Go to Yahoo and you’ll see a riot of news stories, links to services such as Yahoo Messenger, and right at the bottom of the page… a link to the service that launched the company, the Yahoo Directory. It is laughable now to think that a human maintained directory could keep pace with an powerful search engines and exponentially growing web, but for a long time Yahoo’s directory was the web’s best way to find information.
Early search engines considered only the text of a web page when searching. They could find all the pages that contained the words you were looking for, but they could not tell you which ones were important, leaving you to sift through the hundreds or thousands of results. In this situation going to Yahoo’s directory was a short-cut to finding the most important pages on any topic. It might take you six or seven clicks to drill down through the hierarchy but you’d get there in the end.

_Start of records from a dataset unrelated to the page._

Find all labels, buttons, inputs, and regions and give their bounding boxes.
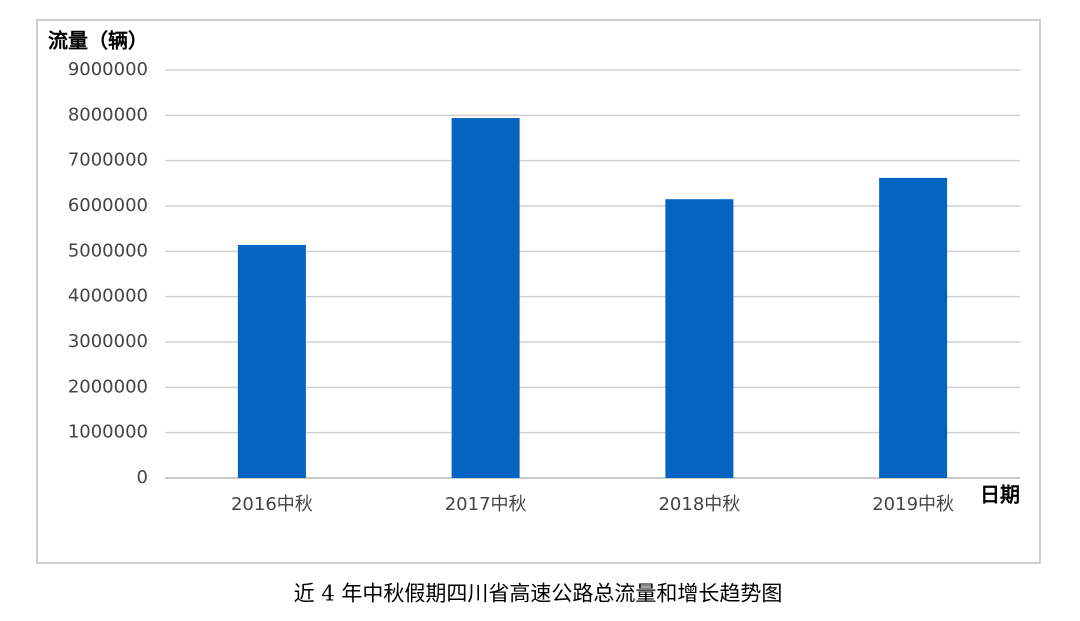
y-tick-label: 3000000 bbox=[68, 331, 148, 352]
y-tick-label: 5000000 bbox=[68, 240, 148, 261]
y-tick-label: 7000000 bbox=[68, 150, 148, 171]
x-tick-label: 2019中秋 bbox=[872, 494, 954, 515]
y-tick-label: 2000000 bbox=[68, 376, 148, 397]
y-tick-label: 9000000 bbox=[68, 59, 148, 80]
y-tick-label: 6000000 bbox=[68, 195, 148, 216]
y-tick-label: 4000000 bbox=[68, 286, 148, 307]
chart-caption: 近 4 年中秋假期四川省高速公路总流量和增长趋势图 bbox=[294, 582, 783, 606]
x-axis-title: 日期 bbox=[980, 483, 1020, 507]
y-tick-label: 1000000 bbox=[68, 422, 148, 443]
y-axis-title: 流量（辆） bbox=[48, 29, 148, 53]
bar bbox=[665, 199, 734, 478]
x-tick-label: 2016中秋 bbox=[231, 494, 313, 515]
y-tick-label: 8000000 bbox=[68, 104, 148, 125]
bar bbox=[237, 244, 306, 478]
y-tick-label: 0 bbox=[137, 467, 148, 488]
x-tick-label: 2017中秋 bbox=[445, 494, 527, 515]
bar bbox=[451, 118, 520, 478]
bar bbox=[879, 177, 948, 479]
x-tick-label: 2018中秋 bbox=[658, 494, 740, 515]
chart-frame bbox=[36, 19, 1041, 564]
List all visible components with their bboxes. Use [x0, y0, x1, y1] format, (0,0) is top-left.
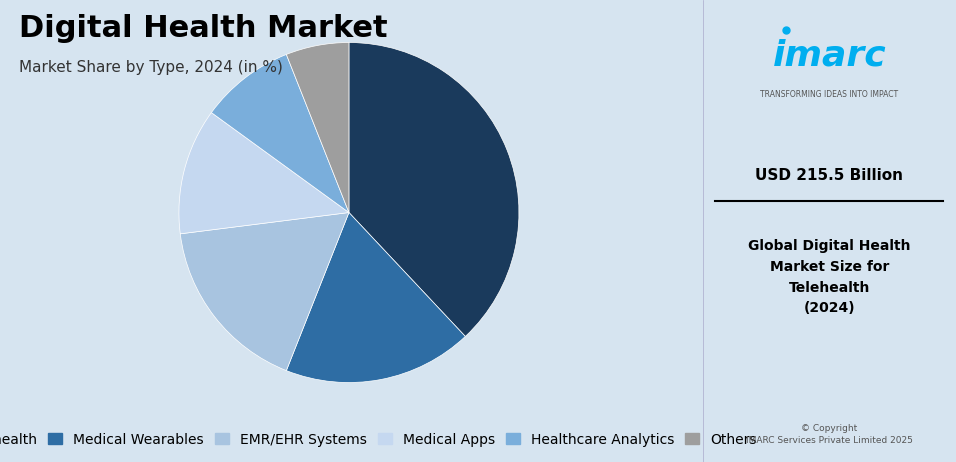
Text: Market Share by Type, 2024 (in %): Market Share by Type, 2024 (in %) — [19, 60, 283, 75]
Wedge shape — [181, 213, 349, 371]
Wedge shape — [211, 55, 349, 213]
Text: TRANSFORMING IDEAS INTO IMPACT: TRANSFORMING IDEAS INTO IMPACT — [760, 90, 899, 99]
Text: Digital Health Market: Digital Health Market — [19, 14, 388, 43]
Text: imarc: imarc — [772, 38, 886, 73]
Text: Global Digital Health
Market Size for
Telehealth
(2024): Global Digital Health Market Size for Te… — [749, 239, 910, 315]
Wedge shape — [349, 43, 519, 336]
Wedge shape — [287, 43, 349, 213]
Text: © Copyright
IMARC Services Private Limited 2025: © Copyright IMARC Services Private Limit… — [746, 424, 913, 445]
Text: USD 215.5 Billion: USD 215.5 Billion — [755, 168, 903, 183]
Legend: Telehealth, Medical Wearables, EMR/EHR Systems, Medical Apps, Healthcare Analyti: Telehealth, Medical Wearables, EMR/EHR S… — [0, 427, 763, 452]
Wedge shape — [287, 213, 466, 383]
Wedge shape — [179, 113, 349, 234]
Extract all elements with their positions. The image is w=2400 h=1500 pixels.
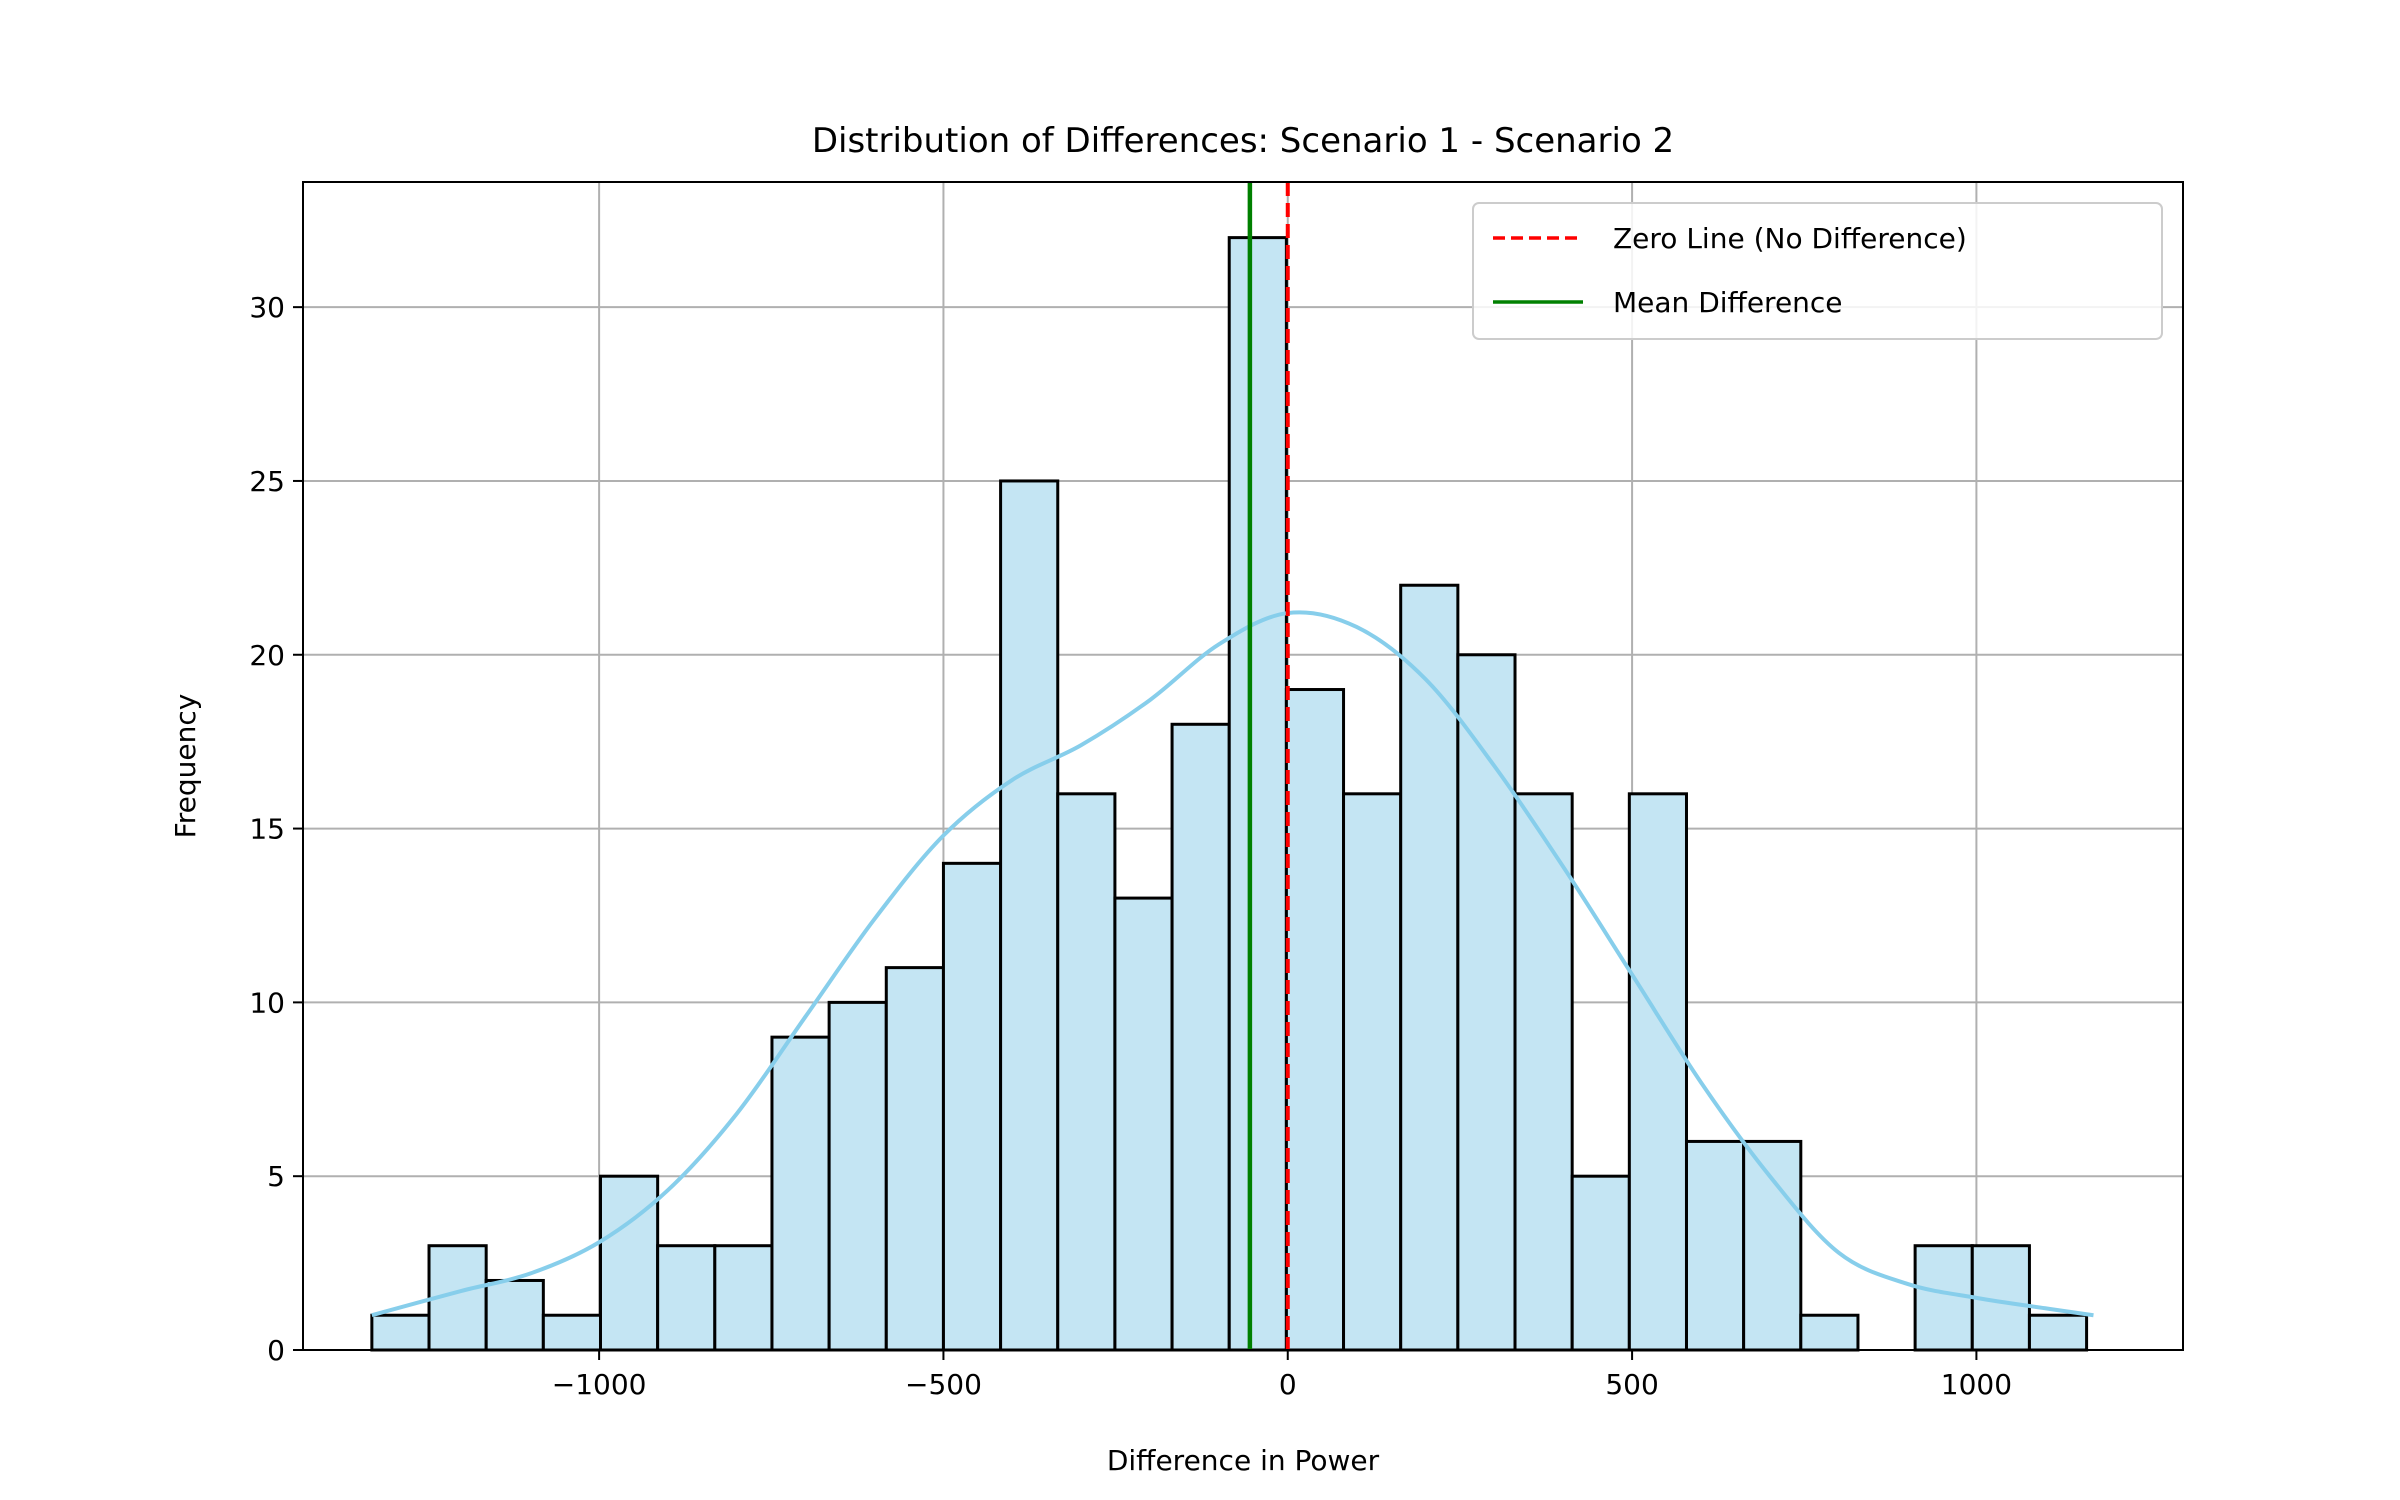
histogram-bar	[713, 1244, 774, 1352]
y-tick-label: 20	[249, 639, 285, 672]
reference-lines	[1247, 182, 1290, 1350]
histogram-bar	[999, 479, 1060, 1352]
y-tick-label: 10	[249, 986, 285, 1019]
y-axis-ticks: 0 5 10 15 20 25 30	[249, 291, 303, 1367]
histogram-bar	[1799, 1313, 1860, 1352]
histogram-bar	[598, 1174, 660, 1352]
histogram-bar	[1399, 583, 1460, 1352]
histogram-bar	[1056, 792, 1117, 1352]
legend-zero-line-label: Zero Line (No Difference)	[1613, 222, 1967, 255]
histogram-bar	[1513, 792, 1574, 1352]
kde-curve-group	[371, 610, 2094, 1318]
x-axis-label: Difference in Power	[1107, 1444, 1380, 1477]
histogram-bar	[1456, 653, 1517, 1352]
x-axis-ticks: −1000 −500 0 500 1000	[552, 1350, 2012, 1401]
legend: Zero Line (No Difference) Mean Differenc…	[1472, 202, 2163, 340]
histogram-bar	[1113, 896, 1174, 1352]
histogram-bar	[1227, 236, 1288, 1352]
legend-mean-label: Mean Difference	[1613, 286, 1843, 319]
kde-curve	[371, 610, 2094, 1318]
histogram-bar	[1570, 1174, 1631, 1352]
plot-frame	[302, 181, 2184, 1351]
x-tick-label: −1000	[552, 1368, 647, 1401]
histogram-bar	[1170, 722, 1231, 1352]
x-tick-label: 0	[1279, 1368, 1297, 1401]
histogram-bar	[2027, 1313, 2089, 1352]
y-tick-label: 15	[249, 813, 285, 846]
histogram-bar	[1913, 1244, 1974, 1352]
x-tick-label: 1000	[1941, 1368, 2012, 1401]
x-tick-label: 500	[1605, 1368, 1658, 1401]
chart-title: Distribution of Differences: Scenario 1 …	[812, 121, 1674, 161]
histogram-bar	[1284, 688, 1346, 1352]
histogram-bar	[770, 1035, 831, 1352]
histogram-bar	[1742, 1139, 1803, 1352]
histogram-bar	[827, 1000, 888, 1352]
histogram-bar	[1342, 792, 1403, 1352]
x-tick-label: −500	[905, 1368, 982, 1401]
histogram-bar	[884, 966, 945, 1352]
histogram-bar	[541, 1313, 602, 1352]
histogram-bar	[370, 1313, 431, 1352]
histogram-bar	[484, 1278, 545, 1352]
y-axis-label: Frequency	[169, 694, 202, 839]
y-tick-label: 30	[249, 291, 285, 324]
histogram-bar	[941, 861, 1003, 1352]
histogram-bar	[1684, 1139, 1746, 1352]
y-tick-label: 0	[267, 1334, 285, 1367]
y-tick-label: 25	[249, 465, 285, 498]
legend-box	[1472, 202, 2163, 340]
histogram-bar	[1627, 792, 1688, 1352]
histogram-bar	[656, 1244, 717, 1352]
y-tick-label: 5	[267, 1160, 285, 1193]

Then along came Google. Enter some keywords and Google will give you the all pages that match those keywords, ordered by importance. In most cases, Google is sufficient. The key innovation in Google is that recognises that people indicate the pages they consider important by linking to them. Google uses that information to rank pages via the PageRank algorithm. With millions of web pages individual variations don’t count for much, and what you end up with is the pages generally considered best.
There is a big idea behind the PageRank algorithm, which is that people implicitly tell you what is important to them. The Yahoo model was to explicitly ask people what is important to them. This doesn’t scale. Implicit measures scale better, and in fact perform better as size grows, as noise in the measurements cancels out.
Fast-forward to today. One of the hottest things on the web at the moment are services like del.icio.us that asks people to tag pages or assign ratings to them. This is another example of explicit feedback. You don’t have to look long at the most popular tags on del.icio.us to see that the demographics are skewed heavily towards the geek end. Now explicit feedback is great if you can get it, but while you can expect obsessive-compulsive geeks like myself to meticulously organise their links, but you can’t expect the man-on-the-street to do the same. What is needed is implicit feedback.
For services like del.icio.us that aggregating pages on a common theme, there are a number of algorithms that will apply PageRank in a topic-sensitive manner (for example, the aptly named topic-sensitive PageRank). For services that maintain rating of pages, there has been quite a lot of work on implicit ratings, collated in this excellent recent survey. Several studies show that reading time is correlated with interest. If you run a web site, this is one statistic you can easily gather, and one that the Attention.XML
spec includes. If you write web browsers there are bunch of other measurements you can gather, such as scrolling and bookmarking. Of course for most of us these measurements are out of reach!
Explicit measures have one advantage: they are much easier to get started with. If I rate a blog post as “good”, the meaning is unambiguous. If I spend 30 seconds reading it you need some sort of model to convert that into a rating, and to build that model you need a fair amount of data, knowledge of machine learning techniques (we can help), and probably some beefy hardware to handle large numbers of users. For small services this may be too much, but for large services it is the way forward.